Dobbiamo amaramente costatare che l’uomo non ha più bisogno di Dio per spiegare eventi, circostanze, drammi, sia le grandi che le piccole cose della vita, egli può spiegare tutto, prevedere fenomeni, e la fede non è più necessaria. Il credente deve chiedere umilmente ospitalità, un permesso per riprendere un dialogo con amore e ragionevolezza, a partire dal volto di Cristo, un Dio che si è fatto vicino, umano, facoltativo, che ha lasciato la libertà all’uomo di metterlo da parte. 

E se noi non sappiamo più parlare di Dio? 

L’amore, la fraternità, un raggio di sole, l’arcobaleno, il mandorlo in fiore, la vecchiaia, un gesto di solidarietà, ci raccontano che solo la tenerezza ci salverà, attraverso un piccolo sorso di acqua sarà possibile scaldare il cuore, nel bacio di due innamorati c’è la speranza di una rinascita, nel camminare mano per mano di due anziani si nasconde il valore di una fedeltà paziente e grandiosa.
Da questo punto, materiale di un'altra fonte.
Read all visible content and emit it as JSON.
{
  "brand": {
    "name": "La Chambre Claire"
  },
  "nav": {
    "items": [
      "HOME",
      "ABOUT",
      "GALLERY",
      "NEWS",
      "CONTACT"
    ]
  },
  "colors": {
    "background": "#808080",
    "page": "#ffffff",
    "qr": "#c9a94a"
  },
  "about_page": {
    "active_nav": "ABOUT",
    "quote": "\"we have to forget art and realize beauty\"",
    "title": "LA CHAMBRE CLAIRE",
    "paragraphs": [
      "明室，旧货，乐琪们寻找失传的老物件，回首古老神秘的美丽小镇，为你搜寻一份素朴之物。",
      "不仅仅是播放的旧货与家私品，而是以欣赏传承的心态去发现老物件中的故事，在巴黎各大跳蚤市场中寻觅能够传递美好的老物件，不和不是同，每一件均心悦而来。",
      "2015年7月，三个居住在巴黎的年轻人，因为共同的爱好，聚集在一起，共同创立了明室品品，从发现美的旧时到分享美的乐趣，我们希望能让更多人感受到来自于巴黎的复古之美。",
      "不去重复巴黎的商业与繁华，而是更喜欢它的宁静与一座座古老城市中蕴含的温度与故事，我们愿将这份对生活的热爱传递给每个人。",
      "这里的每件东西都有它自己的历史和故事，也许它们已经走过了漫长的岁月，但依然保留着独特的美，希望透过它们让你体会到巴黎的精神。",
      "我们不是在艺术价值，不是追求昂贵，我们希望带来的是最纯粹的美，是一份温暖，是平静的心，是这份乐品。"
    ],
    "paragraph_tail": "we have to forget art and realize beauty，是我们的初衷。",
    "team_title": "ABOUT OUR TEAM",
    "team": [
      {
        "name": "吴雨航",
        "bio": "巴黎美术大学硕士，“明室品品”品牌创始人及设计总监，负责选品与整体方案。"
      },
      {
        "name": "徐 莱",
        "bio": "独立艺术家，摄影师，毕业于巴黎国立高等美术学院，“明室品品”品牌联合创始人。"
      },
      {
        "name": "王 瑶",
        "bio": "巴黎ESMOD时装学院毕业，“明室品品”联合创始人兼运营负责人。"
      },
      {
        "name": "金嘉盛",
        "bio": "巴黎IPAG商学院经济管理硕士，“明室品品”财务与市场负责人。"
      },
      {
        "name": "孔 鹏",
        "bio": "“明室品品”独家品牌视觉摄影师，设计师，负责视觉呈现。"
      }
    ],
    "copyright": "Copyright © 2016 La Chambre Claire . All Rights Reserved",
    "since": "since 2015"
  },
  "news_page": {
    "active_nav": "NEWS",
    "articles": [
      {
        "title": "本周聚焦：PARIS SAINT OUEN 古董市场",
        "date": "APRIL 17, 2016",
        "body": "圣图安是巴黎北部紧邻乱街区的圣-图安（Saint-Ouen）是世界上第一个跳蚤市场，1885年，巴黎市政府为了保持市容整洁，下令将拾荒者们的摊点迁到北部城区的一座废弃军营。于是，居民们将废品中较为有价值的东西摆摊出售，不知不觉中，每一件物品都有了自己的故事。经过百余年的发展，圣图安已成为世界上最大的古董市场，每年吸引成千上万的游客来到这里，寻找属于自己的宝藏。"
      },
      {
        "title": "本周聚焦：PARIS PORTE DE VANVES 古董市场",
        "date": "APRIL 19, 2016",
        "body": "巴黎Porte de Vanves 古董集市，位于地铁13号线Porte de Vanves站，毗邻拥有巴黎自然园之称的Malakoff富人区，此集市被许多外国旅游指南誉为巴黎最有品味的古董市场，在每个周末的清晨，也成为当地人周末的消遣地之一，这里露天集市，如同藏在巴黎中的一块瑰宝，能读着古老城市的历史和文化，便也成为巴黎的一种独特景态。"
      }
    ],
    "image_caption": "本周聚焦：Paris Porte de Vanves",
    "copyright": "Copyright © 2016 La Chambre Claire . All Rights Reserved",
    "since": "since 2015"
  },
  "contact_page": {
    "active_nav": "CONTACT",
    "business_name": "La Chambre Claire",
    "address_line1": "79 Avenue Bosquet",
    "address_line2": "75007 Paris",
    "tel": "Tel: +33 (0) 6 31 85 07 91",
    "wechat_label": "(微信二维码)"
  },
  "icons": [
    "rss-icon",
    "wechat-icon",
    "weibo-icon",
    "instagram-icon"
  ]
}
Forse eravamo abituati a vedere troppo in grande, adesso dobbiamo ammettere con sincera onestà che Dio non sta nelle grandi cose ma in quelle piccole e  semplici, e che non è il Dio dei grandi banchetti, delle gioie spropositate, dei tuoni e dei fulmini, dei fuochi d’artificio e delle bande polifoniche, nemmeno il Dio onnipotente e calcolatore o il Dio della religione e dell’istituzione.

È un Dio che si scopre lentamente, nel “sussurro di una brezza leggera” (1 Re 19,12),  “dentro di te e nell’intimo”, nella preghiera silenziosa e nel pianto innamorato dell’orante che vibra nel cuore il desiderio di incontrarlo.